Many IT departments are choosing to build their own customised data platform to help them in their digital transformation. Most of the time it is because they are under the pressure of the business lines (retail banking, payment…). Most of these companies are tempted to start building their own data platform including date lake, schemas, formats, historicization, scalability and governance processes. They try to rethink the way data should be acquired, stored, historised, distributed, analysed, and governed within their companies. While this is definitely possible, most of the companies are underestimating the complexity of the underlying technology of a modern data platform due to the minimisation of the following implementation challenges:
- How should you design your custom solution: While most companies have data architects, data engineers, data scientists… to help them become more data-centric, those people don’t have any experience with building end-to-end data platforms (neither on the organizational side nor on the technical side). From our empirical observations, most companies that tried to implement their own platform failed, mainly because they never did it before, and so they tried and failed. While failing is an opportunity to learn, it nonetheless generates a lot of costs and it is time-consuming. The implementation time typically takes between 6 months and 2 years (and sometimes more). It is only at the end of the implementation of the platforms that companies discover the issues, when crucial architectural choices are already in place and are very costly to change.
- Find people with the right skills: Even when you know what you need to build, finding resources with the needed skills remains a challenge. Indeed, the know-how needed for a data platform project is vast and large. You need a lot of different profiles (data engineers, data architects, data scientists…), each of them needs to have the technological know-how to create and maintain the complex platform to set up and use. For example, typical needed tools are Apache Kafka, Confluent Schema Registry, Apache Zookeeper, Kubernetes, Docker… Developers mastering such technologies are scarce, and the learning curve is quite sharp.
- Estimate the cost of building and maintaining your solution: Building a data platform does not only consist of ‘installing a data lake. It also concerns the ingestion of data from heterogeneous data sources, historization, management of schemas, user access management, monitoring, performance, data consumption…

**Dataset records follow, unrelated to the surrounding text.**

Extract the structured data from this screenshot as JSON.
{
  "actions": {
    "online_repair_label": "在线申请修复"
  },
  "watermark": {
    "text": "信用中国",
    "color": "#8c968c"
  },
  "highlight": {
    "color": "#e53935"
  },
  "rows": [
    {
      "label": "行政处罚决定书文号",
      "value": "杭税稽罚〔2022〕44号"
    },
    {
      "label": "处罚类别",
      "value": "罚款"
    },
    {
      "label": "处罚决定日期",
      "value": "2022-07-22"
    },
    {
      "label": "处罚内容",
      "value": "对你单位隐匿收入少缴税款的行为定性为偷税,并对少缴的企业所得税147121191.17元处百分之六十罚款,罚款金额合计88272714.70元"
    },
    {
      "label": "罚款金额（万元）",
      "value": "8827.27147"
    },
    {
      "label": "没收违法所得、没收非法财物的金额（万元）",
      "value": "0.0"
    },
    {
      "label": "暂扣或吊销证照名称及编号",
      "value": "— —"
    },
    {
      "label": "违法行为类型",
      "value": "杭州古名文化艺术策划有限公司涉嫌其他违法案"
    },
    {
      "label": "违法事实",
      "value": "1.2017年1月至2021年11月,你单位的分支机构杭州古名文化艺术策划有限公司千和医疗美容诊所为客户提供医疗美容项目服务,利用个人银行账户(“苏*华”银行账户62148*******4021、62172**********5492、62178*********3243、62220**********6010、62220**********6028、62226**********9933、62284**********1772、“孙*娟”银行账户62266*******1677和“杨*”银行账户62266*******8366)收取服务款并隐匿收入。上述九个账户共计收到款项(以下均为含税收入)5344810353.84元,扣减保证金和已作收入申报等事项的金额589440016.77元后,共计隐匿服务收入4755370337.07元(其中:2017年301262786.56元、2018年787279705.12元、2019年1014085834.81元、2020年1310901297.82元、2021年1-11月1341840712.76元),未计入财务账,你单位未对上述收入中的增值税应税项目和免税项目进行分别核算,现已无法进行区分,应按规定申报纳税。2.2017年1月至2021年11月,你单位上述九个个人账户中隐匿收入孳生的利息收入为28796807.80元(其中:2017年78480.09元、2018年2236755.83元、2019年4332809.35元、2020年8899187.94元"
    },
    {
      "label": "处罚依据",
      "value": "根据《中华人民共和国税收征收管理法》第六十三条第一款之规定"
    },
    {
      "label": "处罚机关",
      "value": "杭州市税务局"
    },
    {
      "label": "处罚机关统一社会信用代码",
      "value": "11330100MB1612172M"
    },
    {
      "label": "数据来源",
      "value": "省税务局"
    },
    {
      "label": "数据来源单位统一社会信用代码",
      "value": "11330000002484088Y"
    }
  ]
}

The underestimating of the above-mentioned challenges will cause the following results :
- A huge time to market of your data platform
- A huge cost of ownership due to the long implementation time
- The use of a not up-to-date technology or state-of-the-art technology resulting in building a platform based on ageing technology
- A high failure risk of the implementation due to the lack of knowledge and experiences
We will give some numbers to illustrate the costs of the above-mentioned results. We worked for a banking group that, under the pressure of the business lines (retail banking, payment), was rethinking the way data should be acquired, stored, historised, distributed, analysed, and governed. They launched a data hub program, where they defined (1) a target data architecture and (2) two first use cases (clickstream analytics for dynamic targeted web banners and customer 360° view for employee applications in the branches).
Like many significant banks, they thought they could cover the end-to-end implementation path from the design to the implementation. They set up a team of 20 developers for a one-year project.
After one year of work, three open-source modules were developed, but unfortunately, they were not good enough to be put in production. The mother company spent almost 4,5 Mi € on this project:
- 3 Mi € for the dev
- 1,2 Mi € for the architecture
- 0,3 Mi € for events, trips, and meetings
Due to the lack of results and the huge amount of costs, the data hub development program was abandoned. Each of the daughter companies had to develop its own components with a minimalist approach. The main reason for this failure is the complexity of the underlying big data technology (Hadoop ecosystem, Hbase, Hive, Spark, Cassandra, Flink, etc.).
What can we learn from it?
To avoid failures of implementation, try to take into account the following advice:
- Do not underestimate the complexity of underlying technologies.
- If you prefer developing your own systems to buying off-the-shelf solutions, be aware of the costs and do not try to build everything in one go. Adopt a step-by-step approach that is aligned with your business requirements.
- Be cost attractive: as we need to involve business lines from the beginning, it is important to control development and production costs. Their backing of the data initiative will depend on how much additional funding you ask from them.
- Buy off-the-shelf solutions instead of crafting your own.
- Leverage the experience of specialized consulting companies, who already went through that process many times to set up the right data platform from the start.